In that strategy, which I understand is the final enforcement compliance strategy for now, the government sets forth, to its credit, some clear, publicly known criteria for how it is deciding what the appropriate enforcement responses are to violations under that legislation. To my surprise, the criteria seem to have a few problems. I would like to reiterate one of the issues from the ironworkers, who were impacted by the temporary foreign worker program.
As I have previously raised in the House, there have been a number of occasions in the oil sands sector where in some cases more than 100 Canadian ironworkers have been surreptitiously laid off and replaced by foreign workers. I reached out to the ironworkers to ask what their thoughts were on the proposed enforcement compliance strategy. Here are some of their concerns. I noticed that despite their input, the draft strategy remains exactly the same. As the ironworkers have pointed out, and I agree with them, the fact that an employer has violated the temporary foreign worker program—for example, by replacing Canadian workers with temporary foreign workers—for an economic or competitive advantage, is given a very low rating.

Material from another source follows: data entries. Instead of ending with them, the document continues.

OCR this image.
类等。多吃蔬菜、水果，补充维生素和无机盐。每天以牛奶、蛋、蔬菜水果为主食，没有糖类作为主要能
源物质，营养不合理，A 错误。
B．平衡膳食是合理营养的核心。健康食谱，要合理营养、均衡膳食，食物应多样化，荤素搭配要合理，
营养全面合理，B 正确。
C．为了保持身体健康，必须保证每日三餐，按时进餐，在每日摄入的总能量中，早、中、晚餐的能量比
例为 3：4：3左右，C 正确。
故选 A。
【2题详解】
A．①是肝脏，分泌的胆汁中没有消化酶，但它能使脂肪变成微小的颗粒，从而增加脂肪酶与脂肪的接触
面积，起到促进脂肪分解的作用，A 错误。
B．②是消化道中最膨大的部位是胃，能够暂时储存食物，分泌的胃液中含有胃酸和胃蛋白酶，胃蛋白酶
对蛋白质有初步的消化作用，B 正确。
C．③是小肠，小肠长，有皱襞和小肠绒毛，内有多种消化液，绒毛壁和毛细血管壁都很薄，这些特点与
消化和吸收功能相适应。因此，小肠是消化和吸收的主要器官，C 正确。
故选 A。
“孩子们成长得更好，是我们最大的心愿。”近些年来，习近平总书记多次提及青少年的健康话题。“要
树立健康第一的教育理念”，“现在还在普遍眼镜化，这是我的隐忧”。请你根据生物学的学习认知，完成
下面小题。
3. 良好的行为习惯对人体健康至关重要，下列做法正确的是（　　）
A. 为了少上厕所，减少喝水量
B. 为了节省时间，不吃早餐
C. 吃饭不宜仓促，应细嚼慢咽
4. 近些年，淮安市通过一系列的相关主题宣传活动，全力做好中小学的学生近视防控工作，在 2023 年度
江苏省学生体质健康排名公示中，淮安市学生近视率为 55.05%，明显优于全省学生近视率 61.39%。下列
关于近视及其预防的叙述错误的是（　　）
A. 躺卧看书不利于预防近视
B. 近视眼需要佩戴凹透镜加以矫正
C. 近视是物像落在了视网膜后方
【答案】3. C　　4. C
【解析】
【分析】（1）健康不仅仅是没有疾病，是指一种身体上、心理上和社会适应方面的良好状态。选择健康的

In the system, the government has laid out the kind of offences that may occur under this regulation. Here is what we think the criteria are. There has been a lot of concern expressed by a number of parties with the way the criteria have been assigned. One of those is that an economic advantage is a major factor, and I agree.
I have asked these questions that I would like to put to the parliamentary secretary tonight repeated times in the House. The minister has said that he has quadrupled the number of inspectors. Exactly how many inspectors are now employed? What are their credentials? Are they employed full time? What is their training? How many of those officers are deployed to the oil sands sector?